By The Assam Tribune

Food adulteration remains a serious health hazard largely ignored by government authorities for years. Indeed, the situation has worsened in recent times with sub-standard and adulterated food items of mass consumption coming to affect a large segment of the State’s population. This is akin to slow poisoning, and health experts attribute many ailments due to constant exposure to adulterated food items. The irony is that the situation persists even though there is increased access to information and enhanced public awareness today. Among the most adulterated food products in the State happen to be those ranging from pulses, milk, meat and packaged water to fruits and vegetables. There have been the occasional seizures of spurious and adulterated foodstuff but that is little consolation given that it is chiefly the widely consumed items that continue to be most vulnerable to adulteration. While the Northeast has traditionally been a happy dumping ground for all sorts of spurious and sub-standard goods, the peril amplifies manifold when it involves foodstuff of mass consumption. Even vegetables and fruits are not spared by the unscrupulous growers and traders, with the practice of injecting toxic substances to make those mature in quick time and also to look bigger and fresh being widespread. Officials claim that of late there has been better enforcement of the State Prevention of Food Adulteration Act, but there is obviously a need for a more stringent and efficient deterrent mechanism. The State requires more state-of-the-art labs, including mobile labs, for testing and analysing adulteration of food articles.
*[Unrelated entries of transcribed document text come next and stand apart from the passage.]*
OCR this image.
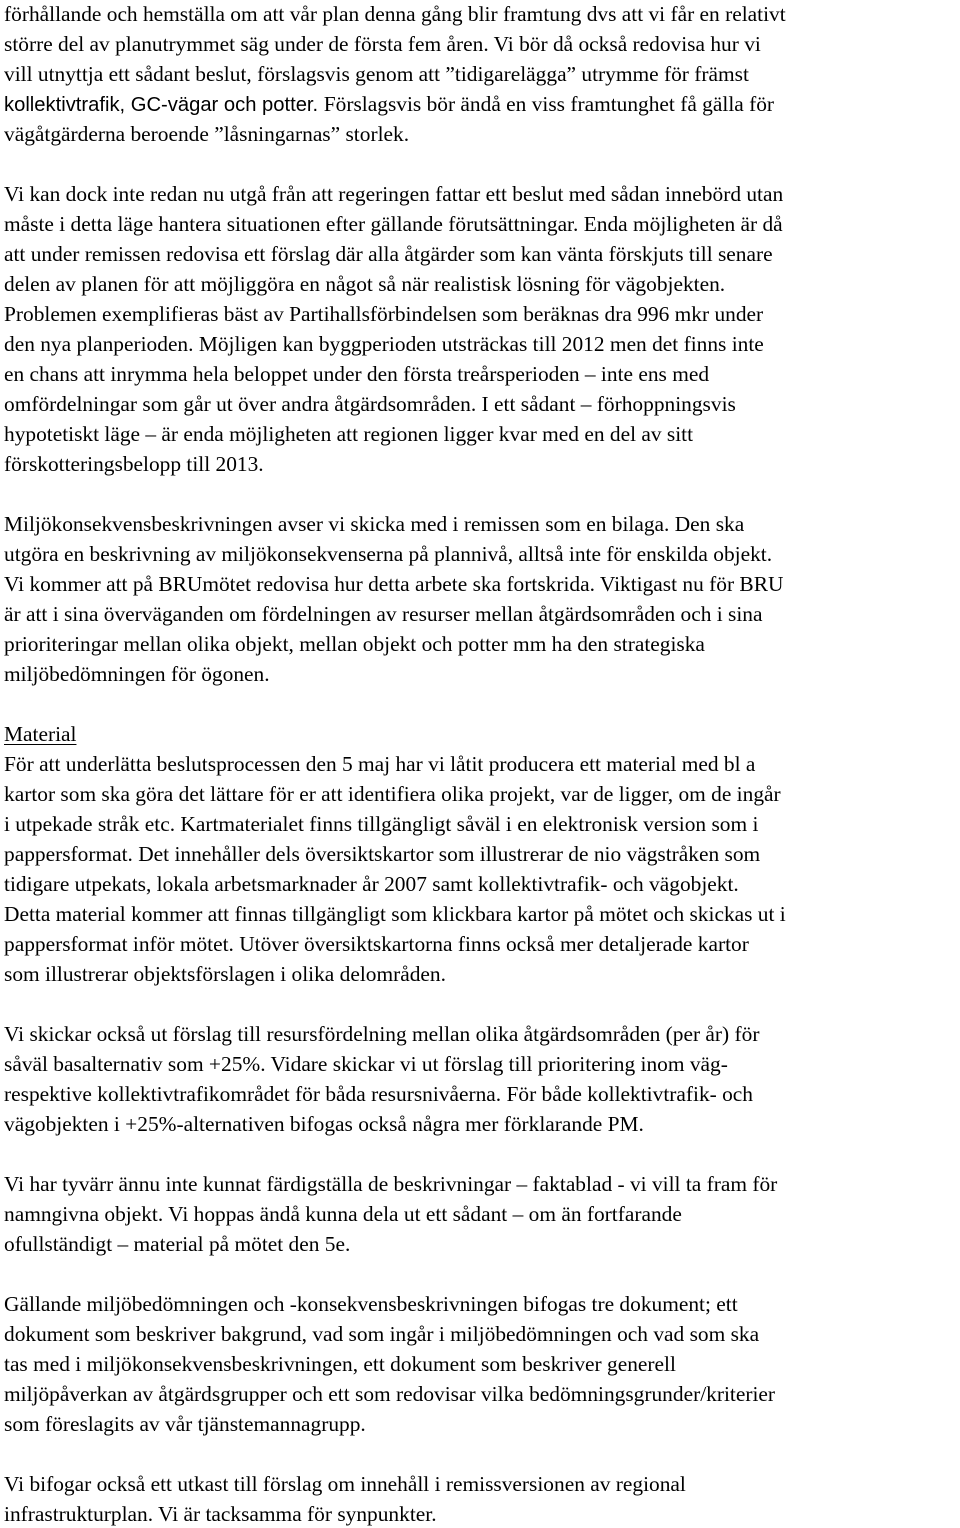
förhållande och hemställa om att vår plan denna gång blir framtung dvs att vi får en relativt
större del av planutrymmet säg under de första fem åren. Vi bör då också redovisa hur vi
vill utnyttja ett sådant beslut, förslagsvis genom att ”tidigarelägga” utrymme för främst
kollektivtrafik, GC-vägar och potter. Förslagsvis bör ändå en viss framtunghet få gälla för
vägåtgärderna beroende ”låsningarnas” storlek.
Vi kan dock inte redan nu utgå från att regeringen fattar ett beslut med sådan innebörd utan
måste i detta läge hantera situationen efter gällande förutsättningar. Enda möjligheten är då
att under remissen redovisa ett förslag där alla åtgärder som kan vänta förskjuts till senare
delen av planen för att möjliggöra en något så när realistisk lösning för vägobjekten.
Problemen exemplifieras bäst av Partihallsförbindelsen som beräknas dra 996 mkr under
den nya planperioden. Möjligen kan byggperioden utsträckas till 2012 men det finns inte
en chans att inrymma hela beloppet under den första treårsperioden – inte ens med
omfördelningar som går ut över andra åtgärdsområden. I ett sådant – förhoppningsvis
hypotetiskt läge – är enda möjligheten att regionen ligger kvar med en del av sitt
förskotteringsbelopp till 2013.
Miljökonsekvensbeskrivningen avser vi skicka med i remissen som en bilaga. Den ska
utgöra en beskrivning av miljökonsekvenserna på plannivå, alltså inte för enskilda objekt.
Vi kommer att på BRUmötet redovisa hur detta arbete ska fortskrida. Viktigast nu för BRU
är att i sina överväganden om fördelningen av resurser mellan åtgärdsområden och i sina
prioriteringar mellan olika objekt, mellan objekt och potter mm ha den strategiska
miljöbedömningen för ögonen.
Material
För att underlätta beslutsprocessen den 5 maj har vi låtit producera ett material med bl a
kartor som ska göra det lättare för er att identifiera olika projekt, var de ligger, om de ingår
i utpekade stråk etc. Kartmaterialet finns tillgängligt såväl i en elektronisk version som i
pappersformat. Det innehåller dels översiktskartor som illustrerar de nio vägstråken som
tidigare utpekats, lokala arbetsmarknader år 2007 samt kollektivtrafik- och vägobjekt.
Detta material kommer att finnas tillgängligt som klickbara kartor på mötet och skickas ut i
pappersformat inför mötet. Utöver översiktskartorna finns också mer detaljerade kartor
som illustrerar objektsförslagen i olika delområden.
Vi skickar också ut förslag till resursfördelning mellan olika åtgärdsområden (per år) för
såväl basalternativ som +25%. Vidare skickar vi ut förslag till prioritering inom väg-
respektive kollektivtrafikområdet för båda resursnivåerna. För både kollektivtrafik- och
vägobjekten i +25%-alternativen bifogas också några mer förklarande PM.
Vi har tyvärr ännu inte kunnat färdigställa de beskrivningar – faktablad - vi vill ta fram för
namngivna objekt. Vi hoppas ändå kunna dela ut ett sådant – om än fortfarande
ofullständigt – material på mötet den 5e.
Gällande miljöbedömningen och -konsekvensbeskrivningen bifogas tre dokument; ett
dokument som beskriver bakgrund, vad som ingår i miljöbedömningen och vad som ska
tas med i miljökonsekvensbeskrivningen, ett dokument som beskriver generell
miljöpåverkan av åtgärdsgrupper och ett som redovisar vilka bedömningsgrunder/kriterier
som föreslagits av vår tjänstemannagrupp.
Vi bifogar också ett utkast till förslag om innehåll i remissversionen av regional
infrastrukturplan. Vi är tacksamma för synpunkter.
It is against this backdrop that the Gauhati High Court’s directive to the Central Government to frame appropriate rules for regulating the open availability of calcium carbide – an agent widely used to ripen fruits prematurely – assumes significance. The court further asked the State Government to monitor the activities of the food safety officers towards their requirement of complying with the directions of this order. That the court had to tell the government authorities concerned to crack down hard on the adulterators exposes the laxity of the government machinery. When people are compelled to consume poisoned food in spite of spending a major part of their income on food due to spiralling price rise, it is a case of grave lapse in governance. Since food adulteration negates the prospects of healthy living, it has to be viewed as a serious threat to human life itself. The Government, which is under a constitutional obligation to safeguard people’s lives, has a big role to play to check this criminal act. It needs to be ensured that every stage from production and packaging to marketing and sale is scrutinized for violation of any relevant norms. Even a stricter mechanism is required for foodstuff that is sold in the open.